Apresiasi untuk Semangat Kebersamaan Warga
Bupati Al-Farlaky mengapresiasi tingginya partisipasi masyarakat yang ikut memeriahkan malam takbiran. Ia menilai hal ini mencerminkan semangat kebersamaan dan syiar Islam yang terus terjaga di Aceh Timur.

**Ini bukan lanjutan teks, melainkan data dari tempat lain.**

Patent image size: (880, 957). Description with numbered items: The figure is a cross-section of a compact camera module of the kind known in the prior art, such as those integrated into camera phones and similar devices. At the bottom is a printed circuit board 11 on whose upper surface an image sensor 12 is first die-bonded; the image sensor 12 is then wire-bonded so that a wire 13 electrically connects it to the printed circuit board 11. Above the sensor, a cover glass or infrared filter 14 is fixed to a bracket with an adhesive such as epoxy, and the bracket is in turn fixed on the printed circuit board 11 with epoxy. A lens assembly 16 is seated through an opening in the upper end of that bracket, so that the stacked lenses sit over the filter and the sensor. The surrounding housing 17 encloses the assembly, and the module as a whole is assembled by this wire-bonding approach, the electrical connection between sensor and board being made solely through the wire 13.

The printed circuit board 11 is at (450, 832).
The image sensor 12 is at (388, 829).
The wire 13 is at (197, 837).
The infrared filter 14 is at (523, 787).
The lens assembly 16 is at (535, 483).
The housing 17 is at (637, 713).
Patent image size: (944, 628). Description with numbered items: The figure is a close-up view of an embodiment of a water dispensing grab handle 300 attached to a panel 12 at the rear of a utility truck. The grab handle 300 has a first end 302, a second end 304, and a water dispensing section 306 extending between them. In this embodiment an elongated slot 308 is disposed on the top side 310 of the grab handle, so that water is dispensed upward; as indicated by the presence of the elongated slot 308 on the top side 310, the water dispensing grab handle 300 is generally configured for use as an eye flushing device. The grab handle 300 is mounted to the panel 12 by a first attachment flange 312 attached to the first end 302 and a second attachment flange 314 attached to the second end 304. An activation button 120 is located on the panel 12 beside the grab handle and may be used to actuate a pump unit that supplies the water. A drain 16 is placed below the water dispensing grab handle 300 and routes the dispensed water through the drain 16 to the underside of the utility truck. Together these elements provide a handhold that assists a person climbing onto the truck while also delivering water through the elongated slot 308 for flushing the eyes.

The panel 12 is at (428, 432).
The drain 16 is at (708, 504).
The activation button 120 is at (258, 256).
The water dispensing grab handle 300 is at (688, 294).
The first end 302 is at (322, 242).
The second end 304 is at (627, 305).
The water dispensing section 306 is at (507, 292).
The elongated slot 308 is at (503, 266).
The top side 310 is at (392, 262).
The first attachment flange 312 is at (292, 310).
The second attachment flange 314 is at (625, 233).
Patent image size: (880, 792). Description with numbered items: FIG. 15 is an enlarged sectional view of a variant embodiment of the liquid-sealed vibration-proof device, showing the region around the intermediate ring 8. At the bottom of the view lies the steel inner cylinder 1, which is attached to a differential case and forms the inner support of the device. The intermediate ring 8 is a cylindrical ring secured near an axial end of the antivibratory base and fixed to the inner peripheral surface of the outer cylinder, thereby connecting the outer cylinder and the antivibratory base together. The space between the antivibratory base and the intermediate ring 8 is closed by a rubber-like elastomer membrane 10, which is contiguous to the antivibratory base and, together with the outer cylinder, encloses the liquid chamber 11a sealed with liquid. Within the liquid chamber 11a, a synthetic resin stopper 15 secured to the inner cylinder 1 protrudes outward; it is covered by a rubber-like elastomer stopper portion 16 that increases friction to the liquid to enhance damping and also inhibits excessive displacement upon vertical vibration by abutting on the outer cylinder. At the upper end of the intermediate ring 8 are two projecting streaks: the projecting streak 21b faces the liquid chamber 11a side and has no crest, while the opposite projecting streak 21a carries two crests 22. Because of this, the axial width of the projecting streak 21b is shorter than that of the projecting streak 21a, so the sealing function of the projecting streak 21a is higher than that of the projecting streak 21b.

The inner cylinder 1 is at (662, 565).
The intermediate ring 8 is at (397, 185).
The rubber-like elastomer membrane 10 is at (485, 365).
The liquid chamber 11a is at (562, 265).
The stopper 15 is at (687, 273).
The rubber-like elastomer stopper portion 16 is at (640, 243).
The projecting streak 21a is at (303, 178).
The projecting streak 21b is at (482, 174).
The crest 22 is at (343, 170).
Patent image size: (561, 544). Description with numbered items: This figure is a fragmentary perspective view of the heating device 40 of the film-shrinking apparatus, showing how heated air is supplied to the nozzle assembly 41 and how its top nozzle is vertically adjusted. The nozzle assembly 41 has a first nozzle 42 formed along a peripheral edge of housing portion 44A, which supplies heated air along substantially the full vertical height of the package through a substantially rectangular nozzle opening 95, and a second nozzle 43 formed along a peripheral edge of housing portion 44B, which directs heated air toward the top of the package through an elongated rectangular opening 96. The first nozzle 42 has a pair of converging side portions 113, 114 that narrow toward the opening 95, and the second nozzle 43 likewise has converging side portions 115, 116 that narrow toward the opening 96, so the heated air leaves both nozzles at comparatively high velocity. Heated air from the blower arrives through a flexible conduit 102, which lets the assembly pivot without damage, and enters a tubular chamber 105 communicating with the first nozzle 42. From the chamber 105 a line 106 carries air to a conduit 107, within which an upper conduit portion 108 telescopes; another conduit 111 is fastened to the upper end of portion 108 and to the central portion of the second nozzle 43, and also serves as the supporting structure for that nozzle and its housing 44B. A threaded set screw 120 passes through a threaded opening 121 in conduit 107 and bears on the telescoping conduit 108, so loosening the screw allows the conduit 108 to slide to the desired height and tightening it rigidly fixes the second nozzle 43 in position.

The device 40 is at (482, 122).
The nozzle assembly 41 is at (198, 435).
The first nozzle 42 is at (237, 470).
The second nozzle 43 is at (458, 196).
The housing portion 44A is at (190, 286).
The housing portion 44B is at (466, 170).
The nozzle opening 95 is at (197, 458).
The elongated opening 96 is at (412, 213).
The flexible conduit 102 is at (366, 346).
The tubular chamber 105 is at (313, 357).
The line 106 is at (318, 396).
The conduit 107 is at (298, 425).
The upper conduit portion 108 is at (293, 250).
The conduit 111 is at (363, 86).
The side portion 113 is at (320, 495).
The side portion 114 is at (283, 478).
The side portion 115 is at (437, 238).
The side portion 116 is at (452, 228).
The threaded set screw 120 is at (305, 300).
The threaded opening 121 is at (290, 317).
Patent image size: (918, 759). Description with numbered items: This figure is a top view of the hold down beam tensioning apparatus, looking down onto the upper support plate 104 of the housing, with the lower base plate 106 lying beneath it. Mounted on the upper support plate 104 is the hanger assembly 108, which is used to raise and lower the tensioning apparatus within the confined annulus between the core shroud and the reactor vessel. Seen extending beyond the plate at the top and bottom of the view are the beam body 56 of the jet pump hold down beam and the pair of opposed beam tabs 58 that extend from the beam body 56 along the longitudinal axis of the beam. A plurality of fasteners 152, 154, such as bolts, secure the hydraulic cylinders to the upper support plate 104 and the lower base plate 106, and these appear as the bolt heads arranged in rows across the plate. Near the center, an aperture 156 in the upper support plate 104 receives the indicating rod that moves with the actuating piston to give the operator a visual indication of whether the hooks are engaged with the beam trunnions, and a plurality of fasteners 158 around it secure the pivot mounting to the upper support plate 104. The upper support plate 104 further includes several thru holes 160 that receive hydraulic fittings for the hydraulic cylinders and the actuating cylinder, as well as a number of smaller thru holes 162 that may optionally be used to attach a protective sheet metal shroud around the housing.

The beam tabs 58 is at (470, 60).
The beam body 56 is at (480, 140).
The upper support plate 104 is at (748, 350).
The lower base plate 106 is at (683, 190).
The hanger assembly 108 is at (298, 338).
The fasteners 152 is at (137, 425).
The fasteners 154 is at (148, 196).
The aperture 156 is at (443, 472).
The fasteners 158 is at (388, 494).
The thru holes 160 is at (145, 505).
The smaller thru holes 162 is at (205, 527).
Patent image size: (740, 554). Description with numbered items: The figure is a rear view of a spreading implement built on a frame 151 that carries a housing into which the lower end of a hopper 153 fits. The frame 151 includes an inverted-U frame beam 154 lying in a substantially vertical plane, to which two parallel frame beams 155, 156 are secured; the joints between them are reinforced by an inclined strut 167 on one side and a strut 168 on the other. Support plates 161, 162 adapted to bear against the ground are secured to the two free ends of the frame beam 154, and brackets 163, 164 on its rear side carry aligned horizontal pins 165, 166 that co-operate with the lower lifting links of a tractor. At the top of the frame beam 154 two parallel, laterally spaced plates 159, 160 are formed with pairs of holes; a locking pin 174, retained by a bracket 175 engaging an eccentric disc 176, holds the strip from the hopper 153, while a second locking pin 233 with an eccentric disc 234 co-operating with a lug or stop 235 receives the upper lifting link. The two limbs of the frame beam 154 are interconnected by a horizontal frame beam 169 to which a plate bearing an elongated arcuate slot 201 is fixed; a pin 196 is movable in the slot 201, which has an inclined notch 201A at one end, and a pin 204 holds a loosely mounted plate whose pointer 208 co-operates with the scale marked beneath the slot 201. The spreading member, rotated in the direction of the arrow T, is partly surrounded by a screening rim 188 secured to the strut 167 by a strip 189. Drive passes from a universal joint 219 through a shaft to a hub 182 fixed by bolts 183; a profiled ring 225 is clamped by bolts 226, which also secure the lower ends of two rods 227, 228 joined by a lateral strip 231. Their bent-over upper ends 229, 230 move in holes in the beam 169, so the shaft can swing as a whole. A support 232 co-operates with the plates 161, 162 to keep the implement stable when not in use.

Bupati juga memaparkan agenda Idul Adha keesokan harinya. Pada Rabu pagi, ia dijadwalkan melaksanakan Salat Idul Adha di Masjid Zadul Muad, Peureulak, dilanjutkan dengan penyerahan hewan kurban kepada panitia. Rangkaian kegiatan akan ditutup dengan open house di kediaman Blang Bitra.
Menutup keterangannya, Bupati berharap seluruh rangkaian kegiatan berjalan aman, tertib, dan lancar.
“Semoga momentum Idul Adha ini semakin mempererat ukhuwah dan kebersamaan masyarakat Aceh Timur,” pungkas Bupati Al-Farlaky.
Pawai takbir keliling ini menjadi pembuka rangkaian perayaan Idul Adha 1447 H di Aceh Timur yang diharapkan tidak hanya mempererat silaturahmi, tetapi juga menggerakkan roda ekonomi lokal.